If your bristles are splaying out flat within a few weeks, you’re pressing too hard. Some electric toothbrushes include a pressure sensor that alerts you when you’re pushing too forcefully. Studies show these feedback mechanisms help people correct their pressure within about six weeks of use.

Clean Your Tongue

Bad breath mostly comes from bacteria living on the back of your tongue. These bacteria break down proteins in your mouth and release sulfur compounds, the same chemicals that give rotten eggs their smell. Brushing or scraping your tongue removes the bacterial coating and significantly reduces bad breath and the visible white film that can build up on the tongue’s surface.

After brushing your teeth, place your brush (or a tongue scraper) as far back on your tongue as you can comfortably reach and pull forward. Repeat a few times, rinsing the brush between strokes. The key is wiping from back to front, not side to side.

What to Do After Brushing

Spit out the excess toothpaste, but don’t rinse your mouth with water. This is the step most people get wrong. Rinsing washes away the fluoride your toothpaste just deposited on your teeth. Dental authorities in Australia, England, and elsewhere now specifically recommend the “spit, don’t rinse” approach. Studies show that skipping the rinse keeps fluoride at protective levels in your mouth for up to 30 minutes, double the 15 minutes you get if you rinse with water.

For the same reason, avoid eating or drinking immediately after brushing. The longer fluoride sits on your teeth, the more time it has to strengthen enamel and reverse early spots of decay.

When to Brush

Brush twice a day: once in the morning and once before bed.
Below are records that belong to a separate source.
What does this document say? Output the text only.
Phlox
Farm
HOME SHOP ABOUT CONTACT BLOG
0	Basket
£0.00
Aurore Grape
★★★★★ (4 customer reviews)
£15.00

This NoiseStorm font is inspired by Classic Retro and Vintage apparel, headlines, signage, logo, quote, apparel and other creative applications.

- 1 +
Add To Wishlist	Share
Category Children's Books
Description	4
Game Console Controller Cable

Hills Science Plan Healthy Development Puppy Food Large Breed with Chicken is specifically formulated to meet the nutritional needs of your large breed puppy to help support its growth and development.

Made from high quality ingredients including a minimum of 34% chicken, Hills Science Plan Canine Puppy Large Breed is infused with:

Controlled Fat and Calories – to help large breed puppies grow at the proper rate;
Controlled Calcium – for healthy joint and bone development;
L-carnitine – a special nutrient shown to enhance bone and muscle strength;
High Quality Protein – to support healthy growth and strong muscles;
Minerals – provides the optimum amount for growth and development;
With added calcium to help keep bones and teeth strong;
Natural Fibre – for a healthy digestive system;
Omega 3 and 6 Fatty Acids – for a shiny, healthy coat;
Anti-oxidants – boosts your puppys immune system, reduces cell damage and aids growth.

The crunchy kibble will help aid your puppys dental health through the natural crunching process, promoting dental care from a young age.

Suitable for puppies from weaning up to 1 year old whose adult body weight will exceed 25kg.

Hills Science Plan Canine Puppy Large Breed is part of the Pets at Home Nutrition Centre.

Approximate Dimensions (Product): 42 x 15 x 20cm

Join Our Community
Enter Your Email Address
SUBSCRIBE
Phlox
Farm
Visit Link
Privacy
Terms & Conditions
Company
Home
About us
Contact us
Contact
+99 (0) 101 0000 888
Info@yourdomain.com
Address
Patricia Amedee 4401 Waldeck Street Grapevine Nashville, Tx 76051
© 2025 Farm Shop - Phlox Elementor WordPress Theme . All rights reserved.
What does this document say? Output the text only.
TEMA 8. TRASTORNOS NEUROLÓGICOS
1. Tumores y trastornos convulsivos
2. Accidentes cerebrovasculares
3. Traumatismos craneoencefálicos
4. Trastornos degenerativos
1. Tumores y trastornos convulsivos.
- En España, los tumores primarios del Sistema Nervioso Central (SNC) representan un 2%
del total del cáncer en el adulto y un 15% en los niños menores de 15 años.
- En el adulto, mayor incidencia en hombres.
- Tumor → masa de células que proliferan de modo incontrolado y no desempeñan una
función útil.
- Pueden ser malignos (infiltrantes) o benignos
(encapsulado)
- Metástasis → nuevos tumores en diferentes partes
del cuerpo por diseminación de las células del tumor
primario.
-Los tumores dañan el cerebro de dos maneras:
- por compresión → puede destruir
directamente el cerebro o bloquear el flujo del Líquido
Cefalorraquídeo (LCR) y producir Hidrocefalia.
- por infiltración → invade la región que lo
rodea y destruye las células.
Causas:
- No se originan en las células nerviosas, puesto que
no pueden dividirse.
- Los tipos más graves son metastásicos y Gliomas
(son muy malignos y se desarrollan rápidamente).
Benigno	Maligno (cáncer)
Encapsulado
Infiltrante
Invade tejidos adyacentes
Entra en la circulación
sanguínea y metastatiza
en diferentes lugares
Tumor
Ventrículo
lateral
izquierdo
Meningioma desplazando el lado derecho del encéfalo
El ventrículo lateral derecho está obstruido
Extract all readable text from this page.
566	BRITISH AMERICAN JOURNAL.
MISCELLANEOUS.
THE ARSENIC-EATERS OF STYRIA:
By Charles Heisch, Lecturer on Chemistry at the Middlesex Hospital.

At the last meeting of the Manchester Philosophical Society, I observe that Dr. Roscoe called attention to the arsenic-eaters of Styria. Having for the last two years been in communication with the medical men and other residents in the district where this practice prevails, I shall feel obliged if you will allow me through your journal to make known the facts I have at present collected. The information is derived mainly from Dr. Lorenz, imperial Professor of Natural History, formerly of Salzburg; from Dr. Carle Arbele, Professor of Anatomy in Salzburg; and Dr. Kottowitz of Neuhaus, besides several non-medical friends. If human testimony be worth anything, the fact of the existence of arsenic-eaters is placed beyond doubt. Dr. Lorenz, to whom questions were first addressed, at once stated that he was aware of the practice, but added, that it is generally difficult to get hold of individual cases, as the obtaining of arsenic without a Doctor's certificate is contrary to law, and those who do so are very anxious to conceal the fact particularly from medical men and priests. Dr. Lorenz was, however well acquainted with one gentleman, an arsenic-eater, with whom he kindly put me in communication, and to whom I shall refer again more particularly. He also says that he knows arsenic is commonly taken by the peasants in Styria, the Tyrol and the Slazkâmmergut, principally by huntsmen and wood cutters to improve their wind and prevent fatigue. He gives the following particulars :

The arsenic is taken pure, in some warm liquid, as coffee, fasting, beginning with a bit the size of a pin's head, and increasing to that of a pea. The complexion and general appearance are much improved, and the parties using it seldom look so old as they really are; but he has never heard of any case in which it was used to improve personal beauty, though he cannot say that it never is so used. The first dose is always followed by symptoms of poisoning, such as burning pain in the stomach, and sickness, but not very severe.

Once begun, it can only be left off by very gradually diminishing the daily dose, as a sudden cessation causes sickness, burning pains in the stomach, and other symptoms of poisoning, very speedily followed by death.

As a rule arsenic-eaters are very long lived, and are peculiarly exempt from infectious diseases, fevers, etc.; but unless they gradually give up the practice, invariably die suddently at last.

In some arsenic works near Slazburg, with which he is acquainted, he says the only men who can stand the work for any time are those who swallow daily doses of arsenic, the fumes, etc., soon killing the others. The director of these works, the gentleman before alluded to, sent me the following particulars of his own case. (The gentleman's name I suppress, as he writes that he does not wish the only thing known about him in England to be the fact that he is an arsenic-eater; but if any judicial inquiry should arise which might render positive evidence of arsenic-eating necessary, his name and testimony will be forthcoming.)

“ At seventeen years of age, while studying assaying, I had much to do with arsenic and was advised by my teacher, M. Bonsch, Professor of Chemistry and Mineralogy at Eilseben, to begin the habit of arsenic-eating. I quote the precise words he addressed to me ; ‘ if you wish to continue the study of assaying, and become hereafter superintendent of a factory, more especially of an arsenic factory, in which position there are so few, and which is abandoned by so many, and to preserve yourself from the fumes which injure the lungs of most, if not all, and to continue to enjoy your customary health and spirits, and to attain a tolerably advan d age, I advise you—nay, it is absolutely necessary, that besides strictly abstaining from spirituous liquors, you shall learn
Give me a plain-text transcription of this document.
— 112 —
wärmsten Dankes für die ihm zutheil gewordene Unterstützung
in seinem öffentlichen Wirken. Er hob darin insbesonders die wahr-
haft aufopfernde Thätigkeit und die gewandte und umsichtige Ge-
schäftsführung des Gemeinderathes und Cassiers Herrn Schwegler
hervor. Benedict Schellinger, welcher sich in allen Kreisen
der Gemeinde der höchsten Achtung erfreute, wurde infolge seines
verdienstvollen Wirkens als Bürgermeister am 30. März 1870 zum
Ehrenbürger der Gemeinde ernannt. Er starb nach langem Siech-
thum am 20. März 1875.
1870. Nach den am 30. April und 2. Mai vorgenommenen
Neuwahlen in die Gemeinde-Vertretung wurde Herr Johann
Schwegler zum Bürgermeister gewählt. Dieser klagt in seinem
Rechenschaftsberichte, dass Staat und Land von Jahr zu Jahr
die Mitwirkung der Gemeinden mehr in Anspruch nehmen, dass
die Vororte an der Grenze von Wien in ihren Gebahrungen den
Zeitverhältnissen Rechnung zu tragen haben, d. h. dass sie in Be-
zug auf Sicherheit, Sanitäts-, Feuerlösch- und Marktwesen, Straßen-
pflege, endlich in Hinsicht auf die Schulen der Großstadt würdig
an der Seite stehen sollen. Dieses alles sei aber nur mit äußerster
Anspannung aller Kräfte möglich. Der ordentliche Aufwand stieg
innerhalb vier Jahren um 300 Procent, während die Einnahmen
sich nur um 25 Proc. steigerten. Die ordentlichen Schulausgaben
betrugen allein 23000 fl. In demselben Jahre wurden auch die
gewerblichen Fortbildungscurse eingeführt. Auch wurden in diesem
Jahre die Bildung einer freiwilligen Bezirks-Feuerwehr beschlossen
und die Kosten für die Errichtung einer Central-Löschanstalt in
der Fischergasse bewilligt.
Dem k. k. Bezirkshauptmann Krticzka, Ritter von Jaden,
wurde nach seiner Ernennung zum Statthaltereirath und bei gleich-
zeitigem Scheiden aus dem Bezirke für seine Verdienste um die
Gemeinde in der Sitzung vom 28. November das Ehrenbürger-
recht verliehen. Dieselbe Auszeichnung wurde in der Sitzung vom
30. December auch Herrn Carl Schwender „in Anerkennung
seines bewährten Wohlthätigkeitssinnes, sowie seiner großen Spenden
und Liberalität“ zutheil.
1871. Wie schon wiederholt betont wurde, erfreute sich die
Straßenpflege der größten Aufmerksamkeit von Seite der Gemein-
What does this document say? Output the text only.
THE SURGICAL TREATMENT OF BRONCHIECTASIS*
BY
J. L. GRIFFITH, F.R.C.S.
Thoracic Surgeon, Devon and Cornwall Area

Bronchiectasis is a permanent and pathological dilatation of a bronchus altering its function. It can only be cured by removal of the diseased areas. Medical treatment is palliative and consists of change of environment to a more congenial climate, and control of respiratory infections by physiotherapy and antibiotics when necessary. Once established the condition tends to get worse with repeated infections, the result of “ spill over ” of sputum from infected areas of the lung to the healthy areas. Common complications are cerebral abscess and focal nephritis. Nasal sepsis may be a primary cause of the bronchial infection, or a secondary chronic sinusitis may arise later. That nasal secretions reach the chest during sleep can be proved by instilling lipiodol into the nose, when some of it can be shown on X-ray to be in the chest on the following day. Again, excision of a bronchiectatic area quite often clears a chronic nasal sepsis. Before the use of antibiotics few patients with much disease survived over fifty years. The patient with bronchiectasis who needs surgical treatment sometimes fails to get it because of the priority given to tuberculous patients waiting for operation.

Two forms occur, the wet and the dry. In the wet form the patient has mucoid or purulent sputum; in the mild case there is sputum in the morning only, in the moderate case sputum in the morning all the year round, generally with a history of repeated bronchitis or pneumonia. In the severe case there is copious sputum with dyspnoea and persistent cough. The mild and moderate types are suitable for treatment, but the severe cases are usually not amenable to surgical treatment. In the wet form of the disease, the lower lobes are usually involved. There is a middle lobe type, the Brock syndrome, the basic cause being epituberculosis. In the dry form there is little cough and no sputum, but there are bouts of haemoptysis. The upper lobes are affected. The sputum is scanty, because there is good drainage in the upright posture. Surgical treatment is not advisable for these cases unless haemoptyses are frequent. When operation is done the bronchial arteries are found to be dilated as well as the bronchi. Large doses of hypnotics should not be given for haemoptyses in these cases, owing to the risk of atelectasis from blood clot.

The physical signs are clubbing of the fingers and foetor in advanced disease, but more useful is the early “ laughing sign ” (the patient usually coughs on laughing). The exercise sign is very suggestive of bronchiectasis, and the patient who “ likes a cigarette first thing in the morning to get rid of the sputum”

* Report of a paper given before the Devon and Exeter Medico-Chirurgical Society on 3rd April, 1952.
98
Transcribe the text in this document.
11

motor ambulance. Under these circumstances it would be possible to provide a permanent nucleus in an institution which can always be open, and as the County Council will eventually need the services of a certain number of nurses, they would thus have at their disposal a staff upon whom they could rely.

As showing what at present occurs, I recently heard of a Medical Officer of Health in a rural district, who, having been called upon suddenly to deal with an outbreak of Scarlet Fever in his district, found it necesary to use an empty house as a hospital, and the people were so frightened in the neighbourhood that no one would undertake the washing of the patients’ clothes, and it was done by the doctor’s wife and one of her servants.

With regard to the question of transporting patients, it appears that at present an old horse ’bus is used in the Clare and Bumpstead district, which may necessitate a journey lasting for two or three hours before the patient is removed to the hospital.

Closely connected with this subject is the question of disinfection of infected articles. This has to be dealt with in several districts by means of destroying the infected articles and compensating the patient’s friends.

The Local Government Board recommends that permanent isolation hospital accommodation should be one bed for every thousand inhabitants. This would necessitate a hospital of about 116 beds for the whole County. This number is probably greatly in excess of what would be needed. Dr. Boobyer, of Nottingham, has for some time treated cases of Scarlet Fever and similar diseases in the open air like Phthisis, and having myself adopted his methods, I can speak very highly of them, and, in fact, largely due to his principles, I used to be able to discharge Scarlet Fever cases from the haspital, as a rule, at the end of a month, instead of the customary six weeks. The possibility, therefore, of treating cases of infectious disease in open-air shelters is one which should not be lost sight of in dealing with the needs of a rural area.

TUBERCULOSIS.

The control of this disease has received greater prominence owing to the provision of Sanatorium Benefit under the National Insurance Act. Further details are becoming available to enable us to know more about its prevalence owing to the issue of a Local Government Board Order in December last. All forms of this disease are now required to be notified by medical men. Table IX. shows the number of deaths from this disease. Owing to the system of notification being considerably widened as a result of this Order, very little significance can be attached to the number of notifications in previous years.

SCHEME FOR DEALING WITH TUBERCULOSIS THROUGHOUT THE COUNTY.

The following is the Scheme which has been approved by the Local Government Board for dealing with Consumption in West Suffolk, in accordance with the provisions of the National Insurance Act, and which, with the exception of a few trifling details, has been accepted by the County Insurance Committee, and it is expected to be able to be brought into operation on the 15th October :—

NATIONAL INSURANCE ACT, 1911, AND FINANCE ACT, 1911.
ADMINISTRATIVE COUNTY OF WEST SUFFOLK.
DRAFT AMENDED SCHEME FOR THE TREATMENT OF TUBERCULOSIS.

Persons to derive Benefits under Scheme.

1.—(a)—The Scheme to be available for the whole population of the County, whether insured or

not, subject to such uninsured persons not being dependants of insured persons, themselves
The bedtime session matters most because saliva flow drops while you sleep, giving bacteria hours of uninterrupted time to produce acid.

If you’ve just eaten or drunk something acidic (citrus, tomato sauce, soda, wine, coffee), wait at least an hour before brushing. Acid temporarily softens your enamel, and brushing during that window can physically scrub the softened layer away. Your saliva needs about 60 minutes to neutralize the acid and re-harden the enamel surface.

When to Replace Your Brush

Forget the three-month rule you’ve heard repeated everywhere. Research shows that the actual condition of the bristles matters more than the calendar. A toothbrush with extreme bristle wear removes significantly less plaque than one with intact bristles. The signal to replace your brush is when the outer tufts start splaying beyond the edges of the brush head. For some people that’s two months, for others it’s four. Check the bristles, not the date.

If you’ve been sick, replacing your brush afterward is a reasonable precaution, though reinfection from your own toothbrush is uncommon. Store your brush upright and let it air-dry between uses. Covering wet bristles or storing them in a closed container encourages bacterial growth.